Für Anita Greiter aus Rohrdorf ist es bereits das siebte Stück, bei dem sie für das Kolpingtheater auf der Bühne steht. Sie fasziniert der Prozess vom ersten Lesen der Texte bis zur perfekten Aufführung: „Es ist toll mitzuerleben, wie sich das Stück wie ein Puzzle zusammenfügt“, beschreibt sie. Ebenso gefalle es ihr, dass jeder Mitwirkende, ganz egal welche Aufgabe er übernehme, gleich wichtig sei. Es beeindrucke sie, dass auf jedes Detail großen Wert gelegt werde, damit alles optimal zusammen passt und auch authentisch ist. Das Textlernen falle ihr sehr leicht. „Und wenn es mal eine schwierige Stelle gibt, dann baue ich mir Eselsbrücken“, verrät sie. Zunächst stehe noch die Suche nach einem geeigneten Kostüm an.

Mustafa Uslu

Mustafa Uslu
Mustafa Uslu | Bild: Michelberger, Isabell

Mustafa Uslu ist ein Neuling beim Kolpingtheater. Er hatte sich 2011 das Stück „Zwischen Sein und Zeit“ zum Meßkircher Stadtjubiläum angeschaut. Die Aufführung habe ihn begeistert, erzählt er. Als er nun in einem Zeitungsartikel vom neuen Stück las, habe er sofort den Impuls gehabt: „Da will ich mitmachen.“ Das Thema findet er in diesem Jahr sehr interessant. „Ich habe mir gleich gedacht, das passt zu mir“, erzählt er und lacht: Er wird die Rolle eines Gangsters übernehmen. Schon als Kind habe er sich an Fasnacht gerne als Mafiosi verkleidet.
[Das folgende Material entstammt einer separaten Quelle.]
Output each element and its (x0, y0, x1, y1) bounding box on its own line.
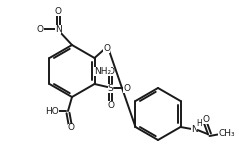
Text: NH₂: NH₂ (94, 67, 111, 76)
Text: O: O (54, 6, 61, 15)
Text: O: O (103, 43, 110, 52)
Text: O: O (107, 100, 114, 110)
Text: HO: HO (45, 107, 59, 116)
Text: O: O (107, 67, 114, 76)
Text: O: O (67, 124, 75, 132)
Text: N: N (191, 124, 198, 133)
Text: N: N (55, 25, 61, 34)
Text: O: O (37, 25, 43, 34)
Text: CH₃: CH₃ (218, 128, 235, 137)
Text: S: S (108, 83, 113, 92)
Text: O: O (202, 115, 209, 124)
Text: H: H (197, 120, 202, 128)
Text: O: O (123, 83, 130, 92)
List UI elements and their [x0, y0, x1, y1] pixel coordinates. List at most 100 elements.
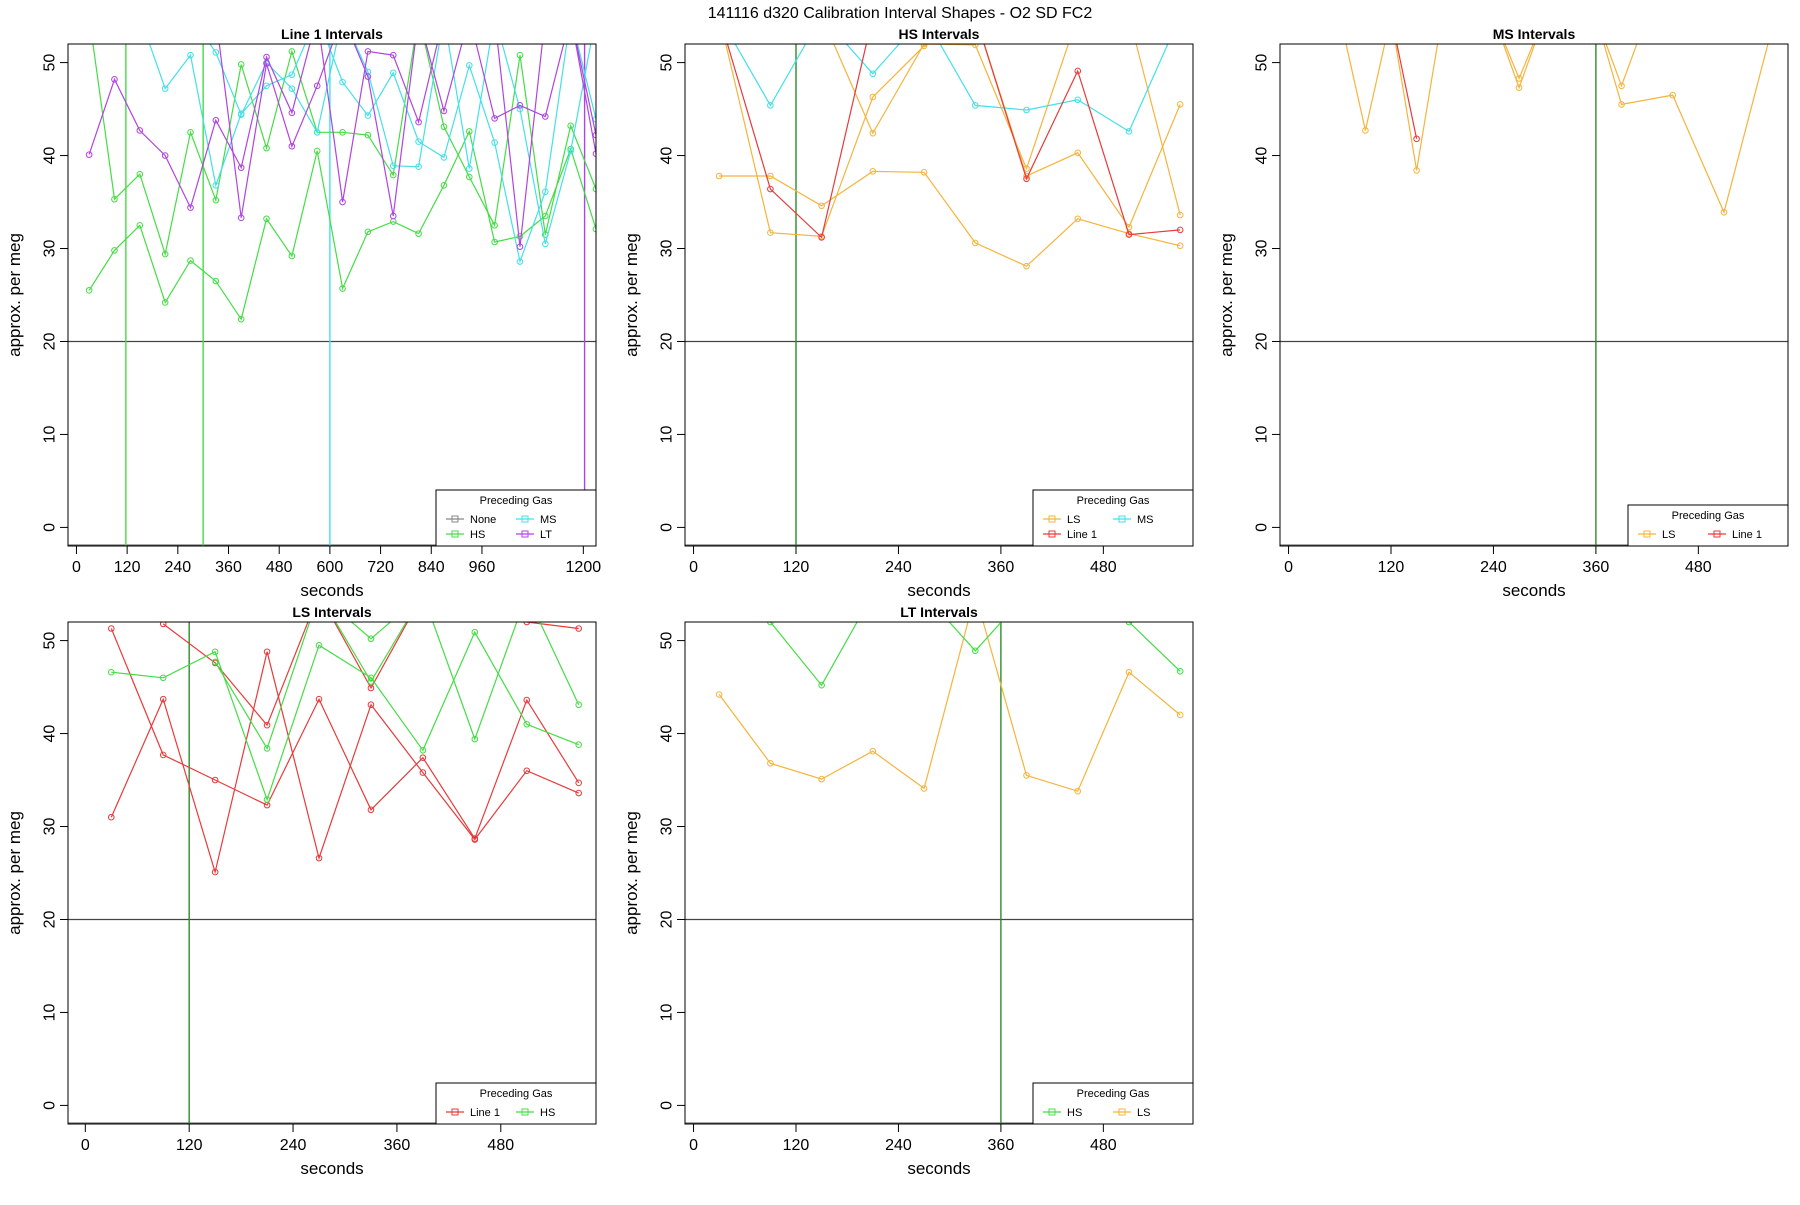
data-point	[1176, 711, 1184, 719]
panel-hs: HS Intervals approx. per meg seconds 0 10 20 3…	[622, 26, 1194, 600]
data-point	[971, 647, 979, 655]
data-point	[465, 165, 473, 172]
legend-title: Preceding Gas	[480, 495, 553, 507]
x-tick-label: 360	[988, 559, 1015, 576]
series-line-ms	[734, 44, 1169, 133]
legend-swatch-marker	[1048, 1108, 1056, 1116]
y-tick-label: 50	[659, 632, 676, 650]
data-point	[212, 49, 220, 56]
x-tick-label: 720	[367, 559, 394, 576]
y-tick-label: 50	[1254, 54, 1271, 72]
data-point	[567, 147, 574, 155]
series-line-hs	[214, 622, 580, 750]
data-point	[237, 164, 245, 171]
data-point	[592, 185, 596, 193]
x-tick-label: 240	[164, 559, 191, 576]
x-tick-label: 480	[1685, 559, 1712, 576]
data-point	[523, 720, 531, 728]
data-point	[869, 747, 877, 755]
data-point	[592, 225, 596, 233]
x-tick-label: 360	[988, 1137, 1015, 1154]
data-point	[516, 102, 524, 109]
panel-title: LT Intervals	[900, 604, 978, 620]
plot-frame	[67, 621, 597, 1125]
y-axis-label: approx. per meg	[1217, 233, 1236, 357]
data-point	[1074, 149, 1082, 157]
data-point	[592, 131, 596, 139]
data-point	[1074, 96, 1082, 104]
data-point	[971, 102, 979, 109]
legend-swatch-marker	[1048, 530, 1056, 538]
data-point	[1669, 91, 1677, 99]
data-point	[313, 129, 321, 136]
data-point	[364, 228, 372, 236]
data-point	[211, 776, 219, 784]
legend-entry: MS	[540, 514, 557, 526]
series-line-hs	[111, 630, 579, 802]
legend-box	[435, 1082, 597, 1125]
legend-box	[1627, 504, 1789, 547]
data-point	[107, 668, 115, 676]
data-point	[85, 287, 93, 294]
legend: Preceding Gas HS LS	[1032, 1082, 1194, 1125]
x-tick-label: 120	[783, 559, 810, 576]
legend-entry: Line 1	[470, 1107, 500, 1119]
series-line-line-1	[1396, 44, 1418, 139]
legend-box	[1032, 1082, 1194, 1125]
data-point	[111, 247, 118, 254]
x-axis-label: seconds	[1502, 581, 1565, 600]
data-point	[1125, 128, 1133, 135]
figure-title: 141116 d320 Calibration Interval Shapes …	[708, 5, 1093, 22]
data-point	[767, 185, 774, 193]
x-tick-label: 960	[469, 559, 496, 576]
series-line-hs	[88, 129, 596, 321]
x-tick-label: 1200	[566, 559, 602, 576]
y-tick-label: 0	[659, 1101, 676, 1110]
data-point	[212, 182, 220, 189]
data-point	[159, 674, 167, 682]
data-point	[1176, 667, 1184, 675]
data-point	[491, 115, 498, 122]
data-point	[1023, 262, 1030, 270]
data-point	[1023, 175, 1030, 183]
x-tick-label: 360	[384, 1137, 411, 1154]
data-point	[419, 769, 427, 776]
data-point	[389, 162, 397, 170]
legend-entry: LS	[1137, 1107, 1150, 1119]
legend-swatch-marker	[451, 515, 459, 523]
data-point	[465, 128, 473, 135]
plot-area	[68, 622, 596, 1124]
panel-line1: Line 1 Intervals approx. per meg seconds 0 1…	[5, 26, 602, 600]
data-point	[575, 741, 582, 749]
data-point	[364, 112, 372, 119]
data-point	[237, 61, 245, 68]
data-point	[313, 82, 321, 90]
plot-area	[685, 44, 1193, 546]
data-point	[263, 144, 270, 152]
y-tick-label: 30	[1254, 240, 1271, 258]
data-point	[136, 127, 144, 134]
data-point	[920, 168, 928, 176]
data-point	[339, 129, 346, 136]
y-tick-label: 10	[1254, 425, 1271, 443]
data-point	[542, 188, 549, 196]
legend-swatch-marker	[521, 1108, 529, 1116]
data-point	[263, 53, 270, 61]
data-point	[415, 230, 422, 237]
data-point	[1074, 215, 1082, 223]
series-line-ls	[1345, 44, 1769, 215]
data-point	[136, 170, 144, 178]
data-point	[767, 172, 774, 180]
data-point	[575, 789, 582, 797]
data-point	[187, 257, 194, 264]
series-line-hs	[350, 622, 392, 640]
x-tick-label: 0	[689, 1137, 698, 1154]
data-point	[288, 252, 296, 260]
x-tick-label: 360	[215, 559, 242, 576]
data-point	[389, 171, 397, 179]
legend-swatch-marker	[1118, 1108, 1126, 1116]
y-tick-label: 20	[42, 332, 59, 350]
y-tick-label: 40	[42, 725, 59, 743]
Zur Vorbereitung werde er sich alle Filme anschauen, die im Stück eine Rolle spielen. Er freue sich darauf, im Team etwas auf die Beine zu stellen, das den Zuschauern in Erinnerung bleibt.

Stefanie Kriner

Stefanie Kriner
Stefanie Kriner | Bild: Michelberger, Isabell

Stefanie Kriner ist Schulleiterin der Montessori-Grundschule Linzgau in Aach-Linz und das vierte Mal bei der Kolpingbühne dabei. Sie ist zusammen mit Benedikta Stärk zuständig für die Tänze, die in die Theaterstücke integriert sind. „Es ist jedes Mal alles neu“, erklärt sie, da die Stücke stets in einer anderen Zeit spielen und sich dadurch der Tanzstil und die Kostüme stark unterscheiden würden. Anhand der Vorgaben gelte es, Tänze zu entwerfen, die sich ideal in das Handlungsgeschehen einfügen. Der Stil und die Kostüme müssen exakt passen, damit der Ablauf authentisch bleibt. „Ich glaube, der Charleston macht allen Spaß und ist auch etwas für das Auge“, freut sich Stefanie Kriner auf die Zeit der Vorbereitung.